Nouveauté – Si sa musique semble si à part, en marge, unique, c’est sans doute parce que Zach Condon voyage… En tout cas, les chansons de No No No le font. De ville en ville, le maestro de Beirut tire des morceaux de ses impressions et sensations, tout en maintenant une simplicité instrumentale rare.
Plutôt que de parler de l’arrière-plan de cet album de renaissance, nous avons préféré faire le récit de ce voyage musical, morceau par morceau.
LP : No No No
Artiste : Beirut
Labels : 4AD
Styles : inclassable
Influences : Beach Boys (Pet Sound), Paul McCartney, Europe de l’Est
Date de sortie : 11 septembre 2015
Note Indeflagration : iii ½ (renaissance réussie)
Le baromètre de notation Indeflagration évolue de i (déconseillé) à iiii (futur indispensable) – Détails de la note au bas de l’article
Piano et percussions : invités d’honneur du navire
Ouverture.
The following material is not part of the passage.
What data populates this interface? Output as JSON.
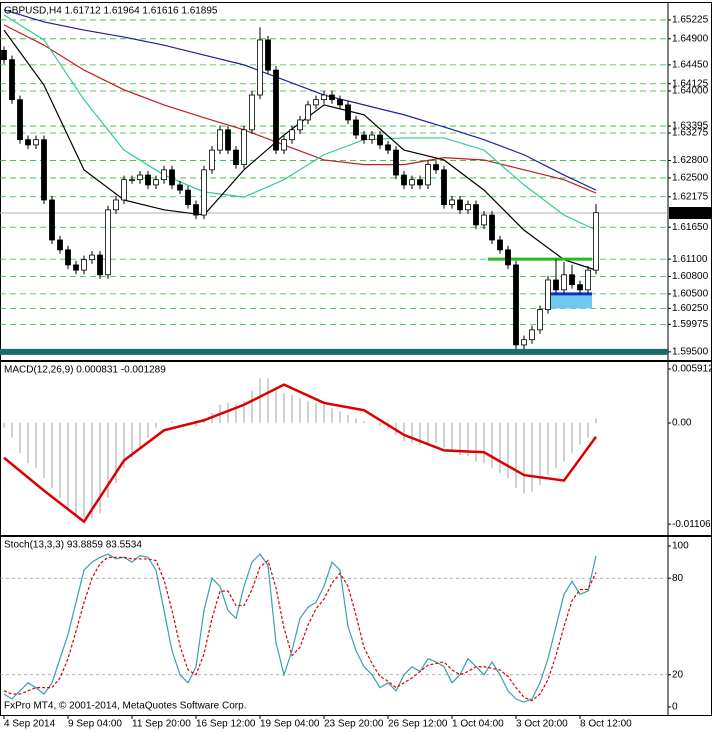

Quel meilleure manière de débuter un album de retour qu’en évoquant cette sentinelle entre Atlantique et Méditerranée, cette porte sur le Moyen-Orient, l’Afrique, l’Europe méditerranéenne ? Sur Gibraltar comme sur No No No qui lui succède (et dont nous avons déjà parlé ici et là), chaque instrument a sa place. Avec de simples percussions et un piano, récurrents dans tout cet nouvel opus, Zach Condon enchaîne sur At Once. Des cuivres bucéphaliens – adjectif inventé, mais cela sonnait bien – font leur entrée. Le bateau tangue légèrement au rythme lent des « pour une fois » et « finalement ».
Montée. Ce rythme, justement, s’accélère considérablement sur August Holland, qui n’en conserve pas moins tous les outils de la ballade. Pour la première fois, des cordes et même une guitare aux accords surfin’ californiens s’immiscent dans le décor. Les harmonies de voix de Zach Condon coordonnent le tout, avant qu’une partie solo des cuivres mette en avant les influences de l’Est qui ont « fait » le Beirut de The Gulag Orkestrar.
Pas d’interruption, pas de silence. L’instrumental As Needed renoue avec une ambiance dont il est difficile de dire si elle est mélancolique ou allègrement nostalgique. Des cordes classiques s’allient à une guitare dont les notes évoquent presque les Beatles version McCartney. Le navire vogue entre deux eaux.
Beirut saute dans l’Océan Indien
Variations. Avec Perth, Beirut fait plusieurs dizaines de milliers de kilomètres. La voix de Zach Condon fait un retour marqué, associée cette fois-ci à un synthétiseur, des cuivres bondissants et des percussions étouffées toujours présentes. On peut s’imaginer facilement les côtes australiennes défilant devant nos yeux derrière la vitre d’un 4×4. Avec l’envie de s’arrêter pour plonger et profiter de la fraîcheur de l’océan…
Sortie de l’eau. Pacheco, qui conserve le même son au synthé, surprend par son rythme phénoménalement lent. Encore une fois, Beirut montre sa maestria à associer voix et cuivres pour des harmonies toujours poignantes.
Rythme, harmonies, lien : les clés pour dire Oui à No No No
Cohérence, cohésion. Sans doute l’une des qualités à retenir de ce nouvel opus de Beirut. Sur Fener, on retrouve en effet les mêmes sonorités surfin’ à la guitare que sur August Holland. Avant une rupture de rythme faisant penser à des morceaux des Beach Boys, entre piano battant la mesure et une alternance synthé/voix.
Final. So Allowed achève No No No sur une note douce-amère. La voix de Zach Condon s’exprime enfin dans sa pureté singulière, laissant un instant de côté ses harmonies très chères… mais pas ses cordes presque distordues et ses cuivres aux sonorités si identifiables et inimitables.
Cette manière de jouer avec les sons rappelle tout de même fortement Pet Sound. Beirut tiendra-t-il un jour l’album du siècle comme les garçons des plages, ou notre époque est-elle trop différente ?
On espère que la réponse mettra moins de temps à arriver que l’écart entre The Rip Tide et Gibraltar…
Notre note pour No No No : iii ½
Un come-back fracassant, ou plutôt délicat (meilleur sens du terme) pour un groupe loin d’être parti à la dérive, mais dont on attend le retour en fanfare.